Financial Power of Attorney
A financial power of attorney is a document that gives someone else the ability to make financial decisions for you when you are unavailable or unable to make them yourself. This person does not own your assets; he or she has the ability to act on your behalf when you cannot.
A financial power of attorney allows the person you name to take care of bills and other day-to-day financial affairs when you are unable to. Financial powers of attorney are written for many purposes and can specify which assets or financial decisions your agent can make on your behalf.
Medical Power of Attorney
A medical power of attorney is a document that gives someone other than yourself access to your medical information. This person has the ability to make medical decisions for you when you are unable to make these decisions yourself.
While this may seem like an unnecessary document, if you do not have a medical power of attorney that allows doctors and medical professionals to communicate with a loved one regarding the details of your health and medical care, the doctors will not be able to consult with your family regarding medical concerns or procedures. No matter how young or old you are this is an important document to have on hand because you never know when a trip to the ER may result in pain medications that leave you groggy and doctors determine you are incompetent and can no longer make your own medical decisions.

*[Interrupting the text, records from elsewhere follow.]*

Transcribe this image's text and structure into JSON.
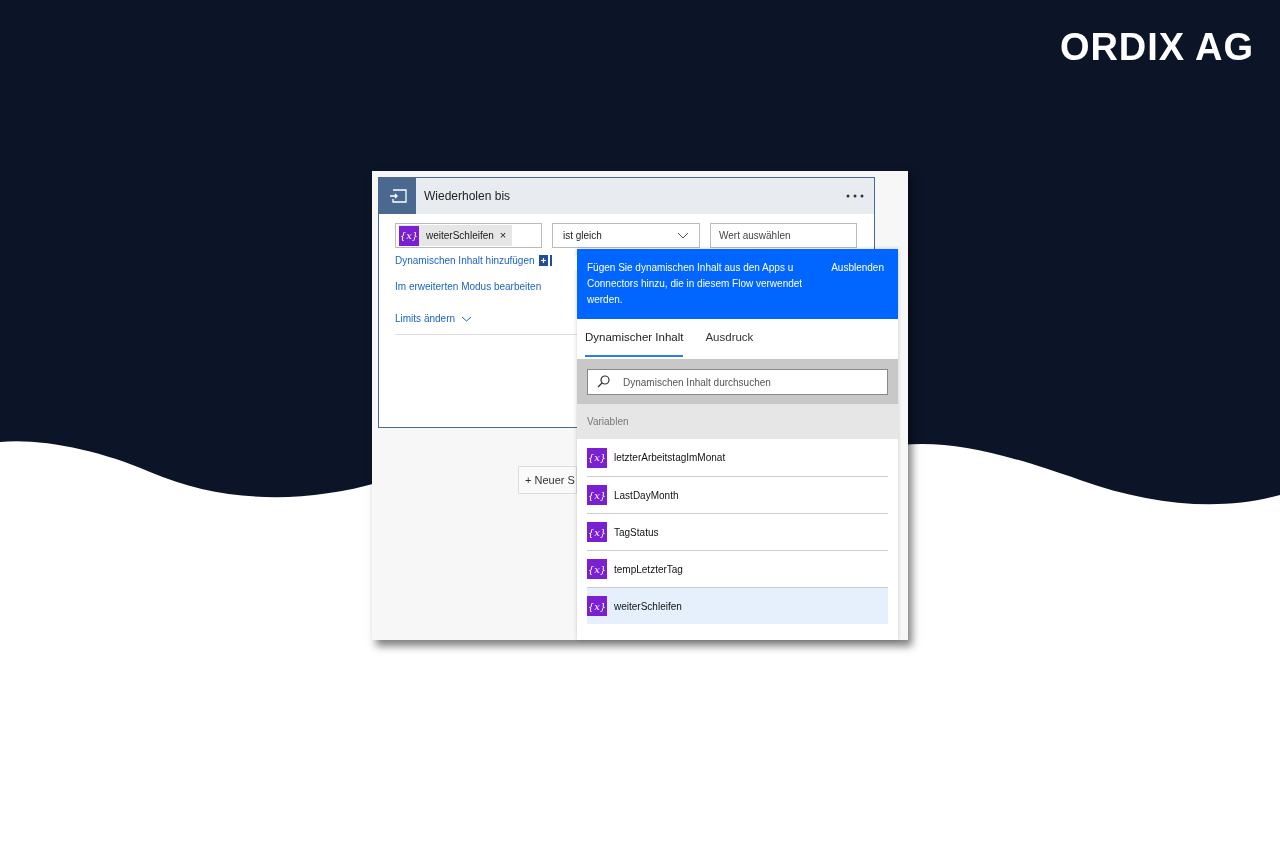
{
  "logo": "ORDIX AG",
  "card": {
    "title": "Wiederholen bis",
    "condition": {
      "token": {
        "icon": "{x}",
        "label": "weiterSchleifen",
        "remove": "×"
      },
      "operator": "ist gleich",
      "value_placeholder": "Wert auswählen"
    },
    "add_dynamic_link": "Dynamischen Inhalt hinzufügen",
    "advanced_link": "Im erweiterten Modus bearbeiten",
    "limits_link": "Limits ändern"
  },
  "new_step_button": "+ Neuer S",
  "panel": {
    "info_lines": [
      "Fügen Sie dynamischen Inhalt aus den Apps u",
      "Connectors hinzu, die in diesem Flow verwendet",
      "werden."
    ],
    "hide_link": "Ausblenden",
    "tabs": [
      {
        "label": "Dynamischer Inhalt",
        "selected": true
      },
      {
        "label": "Ausdruck",
        "selected": false
      }
    ],
    "search": {
      "placeholder": "Dynamischen Inhalt durchsuchen"
    },
    "section": "Variablen",
    "variables": [
      {
        "icon": "{x}",
        "name": "letzterArbeitstagImMonat",
        "selected": false
      },
      {
        "icon": "{x}",
        "name": "LastDayMonth",
        "selected": false
      },
      {
        "icon": "{x}",
        "name": "TagStatus",
        "selected": false
      },
      {
        "icon": "{x}",
        "name": "tempLetzterTag",
        "selected": false
      },
      {
        "icon": "{x}",
        "name": "weiterSchleifen",
        "selected": true
      }
    ]
  }
}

Another document we can include within your estate planning is a Living Will. A Living Will helps make your wishes known regarding life support and organ donation. How does a Living Will work? After two doctors make independent determinations that you either have a terminal condition or are in a persistent vegetative state, your Living Will dictates how long you stay on life support. You can specify any number of days, weeks or months before you are removed from life support. Making this decision for yourself alleviates the burden from the agent you designate in your medical power of attorney and lets your family and your agent know your wishes.
Additionally, within your Living Will you can address organ donation. You can elect to donate all of your organs or specify which organs you would like to donate. Again, this makes your wishes known and takes the burden of making these decisions in difficult circumstances off your family or your agent.